Dr. Feelgood

Dr. Feelgood were pub rock’s killer elite. Tough, brawling and urgent, they tore into the London pub rock circuit from the industrial wastes of Canvey Island like an R&B hurricane, tails ablaze. At a time when the dreaded prog-rock was mounting ever more spectacular pantomimes and sinking deeper and deeper into farcical mysticism and idiot meanderings, the Feelgoods stripped their music to the bone, played raw, muscular blues, fireball R&B and mad-dog rock ‘n’ roll, fuelled by Wilko Johnson’s hysterical guitar broadsides and Lee Brilleaux’s barking vocals.

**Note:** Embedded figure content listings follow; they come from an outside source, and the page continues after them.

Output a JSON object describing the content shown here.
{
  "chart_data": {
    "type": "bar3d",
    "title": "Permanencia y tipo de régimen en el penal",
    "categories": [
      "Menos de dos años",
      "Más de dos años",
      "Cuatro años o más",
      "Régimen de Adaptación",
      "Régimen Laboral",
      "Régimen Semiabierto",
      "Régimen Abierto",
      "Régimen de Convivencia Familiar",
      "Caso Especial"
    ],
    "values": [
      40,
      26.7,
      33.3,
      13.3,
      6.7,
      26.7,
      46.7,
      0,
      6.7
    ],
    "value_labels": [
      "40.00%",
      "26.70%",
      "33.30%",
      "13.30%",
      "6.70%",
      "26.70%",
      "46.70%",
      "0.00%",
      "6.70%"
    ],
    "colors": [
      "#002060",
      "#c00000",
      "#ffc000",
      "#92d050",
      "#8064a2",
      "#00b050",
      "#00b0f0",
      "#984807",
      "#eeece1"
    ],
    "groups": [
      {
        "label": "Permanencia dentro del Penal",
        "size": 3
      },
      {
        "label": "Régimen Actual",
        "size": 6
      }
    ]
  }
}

Their early start was as backing band to Heinz playing the Rock ‘N’ Roll Show at Wembley Stadium in the summer of 1972 where McLaren & Westwood had a stall. Two things came from this. Wilko loved Wayne Kramer and the MC5 and his stage moves and to some extent copied them and added his own unique twists. He also, like McLaren & Westwood, saw the Teddy Boys bottle Kramer and thought them anchored in the past. From that though playing covers wanted to the band to look forward.

While most of their pub rock contemporaries were laid-back, amiable and grooving, the Dr. Feelgood were fierce, aggressive, played at a volume, speed and dangerous hell-bent skin-’em-alive freneticism that anticipated punk. They had an attitude, too: where most pub rock bands turned up on stage looking like they’d spent the afternoon pottering around in the garden and were mostly in need of a shave and a trim, the Feelgoods looked like spivs, dressed in sharp suits that suggested they’d arrived at places like the Tally-Ho and The Kensington hot-foot from a gangster’s funeral. It’sd also worth noting that Lee Brilleaux lonaed the money to enable Stiff Records to start up and the impact that would have on punk.

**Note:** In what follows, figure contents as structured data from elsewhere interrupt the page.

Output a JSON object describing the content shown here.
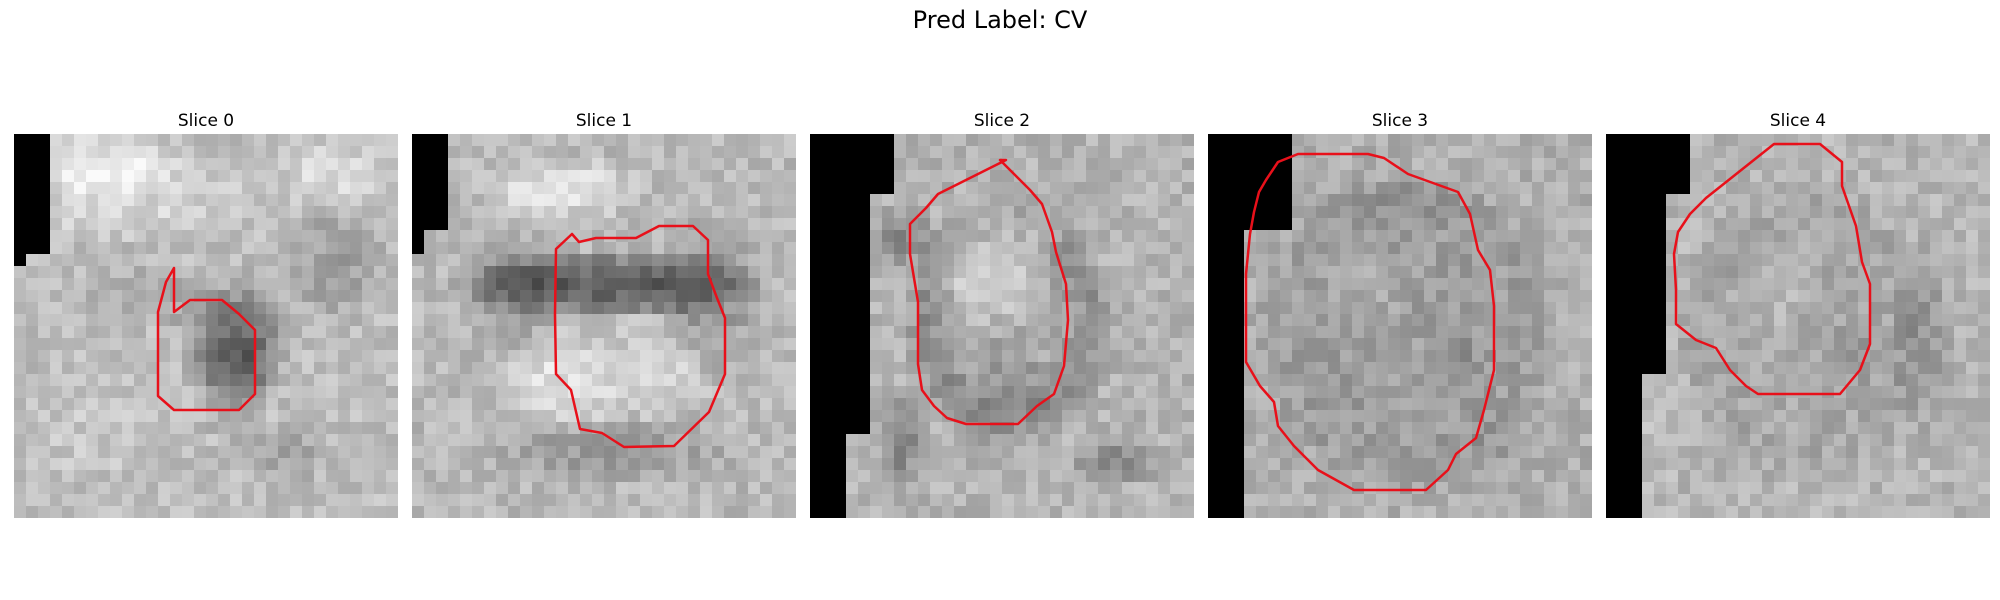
{
  "figure": {
    "title": "Pred Label: CV"
  },
  "colors": {
    "contour": "#e8101a",
    "mask": "#000000"
  },
  "slices": [
    {
      "title": "Slice 0"
    },
    {
      "title": "Slice 1"
    },
    {
      "title": "Slice 2"
    },
    {
      "title": "Slice 3"
    },
    {
      "title": "Slice 4"
    }
  ]
}
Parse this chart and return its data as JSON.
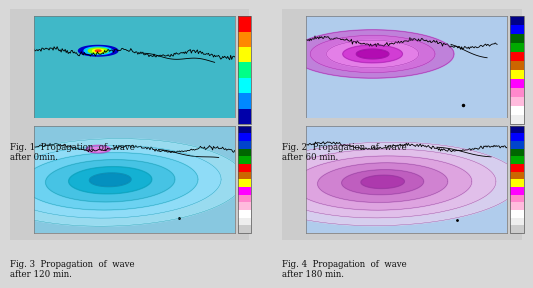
{
  "figure_bg": "#d8d8d8",
  "panel_bg_1": "#40b8c8",
  "panel_bg_2": "#b0ccec",
  "panel_bg_3": "#88c8e0",
  "panel_bg_4": "#b0ccec",
  "captions": [
    "Fig. 1  Propagation  of  wave\nafter 0min.",
    "Fig. 2  Propagation  of  wave\nafter 60 min.",
    "Fig. 3  Propagation  of  wave\nafter 120 min.",
    "Fig. 4  Propagation  of  wave\nafter 180 min."
  ],
  "cb1_colors": [
    "#ff0000",
    "#ff8800",
    "#ffff00",
    "#00ff88",
    "#00ffff",
    "#0088ff",
    "#0000aa"
  ],
  "cb2_colors": [
    "#000088",
    "#0000ff",
    "#006600",
    "#00aa00",
    "#ff0000",
    "#cc6600",
    "#ffff00",
    "#ff00ff",
    "#ff88cc",
    "#ffbbdd",
    "#ffffff",
    "#eeeeee"
  ],
  "cb34_colors": [
    "#000088",
    "#0000ff",
    "#0044cc",
    "#006600",
    "#00aa00",
    "#ff0000",
    "#cc6600",
    "#ffff00",
    "#ff00ff",
    "#ff88cc",
    "#ffbbdd",
    "#ffffff",
    "#eeeeee",
    "#cccccc"
  ],
  "text_color": "#111111",
  "border_color": "#aaaaaa"
}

They were defiant, had no time for quaint commercial niceties, the bland considerations of the day. Determined to make a point, they recorded their first album (1975’s Down By The Jetty) in mono, put it out in a grimy black and white sleeve, at a time when you usually needed a degree in cardboard engineering to get anywhere near records by Yes and Jethro Tull, whose elaborate packaging conceits were hitting peaks of ridiculousness. The cover shows the band looking like they were suffering from a hangover hunched against a biting cold wind on a Canvey jetty. 

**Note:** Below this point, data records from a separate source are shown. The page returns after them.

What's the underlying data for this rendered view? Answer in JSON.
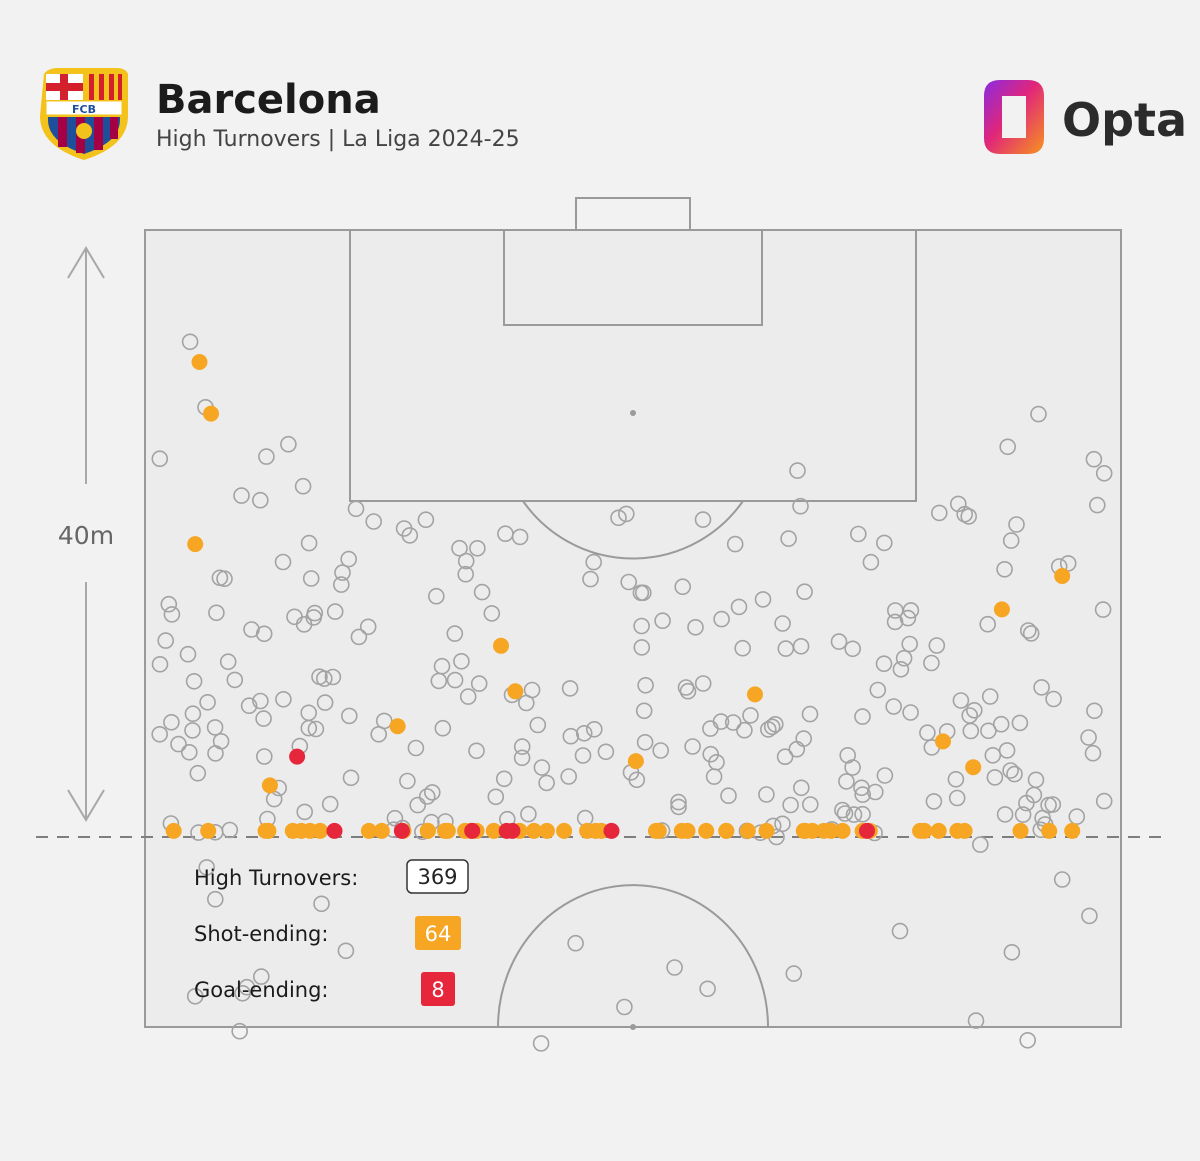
{
  "header": {
    "team": "Barcelona",
    "subtitle": "High Turnovers | La Liga 2024-25",
    "crest_letters": "FCB",
    "brand": "Opta"
  },
  "colors": {
    "background": "#f2f2f2",
    "pitch_fill": "#ececec",
    "pitch_line": "#9a9a9a",
    "turnover_ring": "#a3a3a3",
    "shot": "#f6a623",
    "goal": "#e5263b",
    "crest_blue": "#1f4e9b",
    "crest_red": "#a50044",
    "crest_gold": "#f3c21b"
  },
  "distance_marker": {
    "label": "40m",
    "meters": 40
  },
  "legend": [
    {
      "label": "High Turnovers:",
      "value": "369",
      "style": "outline"
    },
    {
      "label": "Shot-ending:",
      "value": "64",
      "style": "shot"
    },
    {
      "label": "Goal-ending:",
      "value": "8",
      "style": "goal"
    }
  ],
  "chart_data": {
    "type": "scatter",
    "x_range_m": [
      0,
      68
    ],
    "y_range_m_from_goal_line": [
      0,
      40
    ],
    "counts": {
      "turnovers": 369,
      "shot_ending": 64,
      "goal_ending": 8
    },
    "shot_ending": [
      [
        3.8,
        8.7
      ],
      [
        4.6,
        12.1
      ],
      [
        3.5,
        20.7
      ],
      [
        8.7,
        36.6
      ],
      [
        17.6,
        32.7
      ],
      [
        25.8,
        30.4
      ],
      [
        24.8,
        27.4
      ],
      [
        34.2,
        35.0
      ],
      [
        42.5,
        30.6
      ],
      [
        57.7,
        35.4
      ],
      [
        59.7,
        25.0
      ],
      [
        55.6,
        33.7
      ],
      [
        63.9,
        22.8
      ],
      [
        2.0,
        47.5
      ],
      [
        4.4,
        49.6
      ],
      [
        8.6,
        48.0
      ],
      [
        12.2,
        46.3
      ],
      [
        11.5,
        48.1
      ],
      [
        18.0,
        49.1
      ],
      [
        19.7,
        48.8
      ],
      [
        22.7,
        46.5
      ],
      [
        26.1,
        49.4
      ],
      [
        27.1,
        48.4
      ],
      [
        31.8,
        48.3
      ],
      [
        24.3,
        41.7
      ],
      [
        28.0,
        43.6
      ],
      [
        29.2,
        44.5
      ],
      [
        30.8,
        45.4
      ],
      [
        35.8,
        41.5
      ],
      [
        37.8,
        44.2
      ],
      [
        43.3,
        44.1
      ],
      [
        46.0,
        46.9
      ],
      [
        46.5,
        48.2
      ],
      [
        45.9,
        49.8
      ],
      [
        54.0,
        45.4
      ],
      [
        55.3,
        43.7
      ],
      [
        56.6,
        41.6
      ],
      [
        50.5,
        41.7
      ],
      [
        47.3,
        42.3
      ],
      [
        48.6,
        50.8
      ],
      [
        57.1,
        49.2
      ],
      [
        63.0,
        46.5
      ],
      [
        64.6,
        49.1
      ],
      [
        8.4,
        51.4
      ],
      [
        10.3,
        52.6
      ],
      [
        15.6,
        52.2
      ],
      [
        19.7,
        47.8
      ],
      [
        21.1,
        49.0
      ],
      [
        23.1,
        47.3
      ],
      [
        20.9,
        52.4
      ],
      [
        22.3,
        51.8
      ],
      [
        35.6,
        47.3
      ],
      [
        37.4,
        46.9
      ],
      [
        39.1,
        48.8
      ],
      [
        40.5,
        47.9
      ],
      [
        47.8,
        48.8
      ],
      [
        50.0,
        50.0
      ],
      [
        54.3,
        52.2
      ],
      [
        42.0,
        52.0
      ],
      [
        61.0,
        48.0
      ],
      [
        16.5,
        53.0
      ],
      [
        10.9,
        53.6
      ],
      [
        40.5,
        49.5
      ],
      [
        31.4,
        52.0
      ]
    ],
    "goal_ending": [
      [
        10.6,
        34.7
      ],
      [
        25.6,
        40.5
      ],
      [
        17.9,
        44.2
      ],
      [
        32.5,
        43.0
      ],
      [
        22.8,
        46.0
      ],
      [
        50.3,
        45.0
      ],
      [
        25.2,
        53.3
      ],
      [
        13.2,
        56.6
      ]
    ],
    "turnover_sample": [
      [
        3.5,
        50.5
      ],
      [
        6.8,
        50.3
      ],
      [
        6.6,
        52.8
      ],
      [
        8.1,
        49.2
      ],
      [
        9.0,
        37.5
      ],
      [
        12.3,
        44.4
      ],
      [
        14.0,
        47.5
      ],
      [
        19.0,
        37.9
      ],
      [
        18.8,
        43.0
      ],
      [
        4.3,
        42.0
      ],
      [
        4.9,
        44.1
      ],
      [
        7.1,
        49.9
      ],
      [
        44.0,
        40.0
      ],
      [
        50.0,
        38.5
      ],
      [
        56.5,
        36.2
      ],
      [
        58.2,
        40.5
      ],
      [
        63.9,
        42.8
      ],
      [
        65.8,
        45.2
      ],
      [
        61.5,
        53.4
      ],
      [
        57.9,
        52.1
      ],
      [
        45.2,
        49.0
      ],
      [
        39.2,
        50.0
      ],
      [
        30.0,
        47.0
      ],
      [
        27.6,
        53.6
      ],
      [
        33.4,
        51.2
      ],
      [
        36.9,
        48.6
      ],
      [
        52.6,
        46.2
      ],
      [
        60.4,
        47.6
      ]
    ]
  }
}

Dr. Feelgood turned out to be both popular and durable.

Live was where they were at. Solid backbeat from the Big Figure and left and right a whirl of activity as Wilko and Sparko went backward and forward in unison like greyhounds on speed with Wilko’s bug-eyed amphetamine psychosis veering off and pulling angular shapes on the guitar. Up front, the menacing brooding presence of Lee Brilleaux dominated centre stage like Jack Thaw from The Sweeney. That Stupidity, their 1976 live album, went to number one was a real kick against the bloated rock acts and sugar pop around at the time.

They also survived what many had predicted would be the fatal departure of Johnson, scoring a Top 5 hit as late as 1979 with Milk & Alcohol with new guitarist Gypsy Mayo Thompson. The

Sadly there are no original members of the original lineup playing and Lee Brilleaux sadly passed away in 1994.

While in no way were the Feelgoods punk, it’s worth remembering that they kicked open a lot of the doors that the later punk bands would march noisily through. Dr. Feelgood are legends and deservedly so.